Viele Felder blieben weiß. Dies signalisiert, dass hier noch weiterer Handlungsbedarf besteht. Damit die Materialien von den Verarbeitern problemlos eingesetzt werden können, müssen zukünftig die Hersteller neuartiger Biokunststoffe die Verarbeitungsparameter umfassend bereitstellen. Mit diesem Projekt wurde ein erster Schritt zur Verbesserung der Informationsverfügbarkeit für die Verarbeitung biobasierter Kunststoffe initiiert. So konnten Vorbehalte bei Verarbeitern abgebaut werden. Zudem haben sich Strukturen und Kompetenznetzwerke aus dem Verbund heraus aufgebaut, die auch zukünftig Hilfestellung bei der Verarbeitung von Biokunststoffen ermöglichen.
Während des gesamten Vorhabens konnten durch die Verbundpartner insgesamt circa 225 Anfragen aus der Industrie unterstützt werden. Zudem wurden umfassende Informationsbroschüren erstellt und die Verarbeitungsparameter wurden in frei zugängliche Datenbanken überführt. Somit wurde ein bedeutender Beitrag zur Erhöhung des Einsatzspektrums und der verbesserten Verarbeitbarkeit von Biokunststoffen geleistet.

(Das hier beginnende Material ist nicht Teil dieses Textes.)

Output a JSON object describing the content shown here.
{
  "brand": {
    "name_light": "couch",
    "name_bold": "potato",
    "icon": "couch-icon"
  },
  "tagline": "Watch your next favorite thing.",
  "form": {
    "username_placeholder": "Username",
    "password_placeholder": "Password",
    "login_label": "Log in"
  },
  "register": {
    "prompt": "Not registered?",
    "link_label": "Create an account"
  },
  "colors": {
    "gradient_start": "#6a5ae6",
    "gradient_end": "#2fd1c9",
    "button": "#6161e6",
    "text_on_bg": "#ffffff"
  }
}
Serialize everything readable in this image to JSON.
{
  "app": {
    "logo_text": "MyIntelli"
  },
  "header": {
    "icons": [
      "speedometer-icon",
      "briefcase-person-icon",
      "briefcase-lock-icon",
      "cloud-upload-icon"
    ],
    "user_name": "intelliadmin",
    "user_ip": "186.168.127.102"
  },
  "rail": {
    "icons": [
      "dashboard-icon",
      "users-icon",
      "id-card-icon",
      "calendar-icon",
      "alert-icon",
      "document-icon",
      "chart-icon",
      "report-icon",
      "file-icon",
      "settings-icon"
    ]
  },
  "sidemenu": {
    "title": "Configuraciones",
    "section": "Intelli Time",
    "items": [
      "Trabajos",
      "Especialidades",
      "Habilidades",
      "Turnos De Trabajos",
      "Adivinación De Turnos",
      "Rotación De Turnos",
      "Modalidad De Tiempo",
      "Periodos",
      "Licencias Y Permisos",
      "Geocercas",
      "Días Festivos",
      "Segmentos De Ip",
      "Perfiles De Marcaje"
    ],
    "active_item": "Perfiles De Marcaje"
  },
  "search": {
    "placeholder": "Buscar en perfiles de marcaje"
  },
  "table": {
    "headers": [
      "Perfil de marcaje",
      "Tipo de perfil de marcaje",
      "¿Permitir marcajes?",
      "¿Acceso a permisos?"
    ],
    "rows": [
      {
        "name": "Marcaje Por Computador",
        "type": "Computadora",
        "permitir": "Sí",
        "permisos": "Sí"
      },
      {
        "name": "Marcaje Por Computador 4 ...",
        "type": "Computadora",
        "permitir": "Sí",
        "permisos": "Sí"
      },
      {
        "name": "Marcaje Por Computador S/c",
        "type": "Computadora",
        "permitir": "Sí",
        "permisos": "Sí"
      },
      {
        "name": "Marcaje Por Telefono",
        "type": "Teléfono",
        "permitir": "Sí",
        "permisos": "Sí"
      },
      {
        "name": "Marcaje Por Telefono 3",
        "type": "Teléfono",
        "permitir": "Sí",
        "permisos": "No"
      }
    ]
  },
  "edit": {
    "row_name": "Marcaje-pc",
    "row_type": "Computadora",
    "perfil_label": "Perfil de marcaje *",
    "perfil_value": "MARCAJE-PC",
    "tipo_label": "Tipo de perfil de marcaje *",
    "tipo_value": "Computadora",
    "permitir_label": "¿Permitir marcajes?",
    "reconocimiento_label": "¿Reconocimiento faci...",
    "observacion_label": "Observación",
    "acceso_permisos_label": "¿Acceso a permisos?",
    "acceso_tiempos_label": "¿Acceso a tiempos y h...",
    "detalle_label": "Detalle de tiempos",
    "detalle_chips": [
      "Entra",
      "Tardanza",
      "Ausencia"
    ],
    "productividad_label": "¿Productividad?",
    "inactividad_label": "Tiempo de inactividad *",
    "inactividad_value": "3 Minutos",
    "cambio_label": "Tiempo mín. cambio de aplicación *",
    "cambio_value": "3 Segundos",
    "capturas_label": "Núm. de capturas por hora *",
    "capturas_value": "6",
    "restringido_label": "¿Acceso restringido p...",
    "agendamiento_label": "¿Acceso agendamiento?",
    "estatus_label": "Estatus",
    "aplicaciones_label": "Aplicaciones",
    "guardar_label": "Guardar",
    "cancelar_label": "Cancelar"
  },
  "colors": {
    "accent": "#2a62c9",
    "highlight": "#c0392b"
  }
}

Informationen zum Projekt und die Ansprechpartner finden Sie auch nach Abschluss des Vorhabens unter:
www.verarbeitungsprojekt.ifbb-hannover.de
Von: Nuse Lack
Kontakt
Für weitere Fragen steht Ihnen Dr. Lisa Mundzeck am IfBB – Institut für Biokunststoffe und Bioverbundwerkstoffe an der Hochschule Hannover unter Telefon 0511 9296-8448 oder per E-Mail an lisa.mundzeck@hs-hannover.de gerne zur Verfügung.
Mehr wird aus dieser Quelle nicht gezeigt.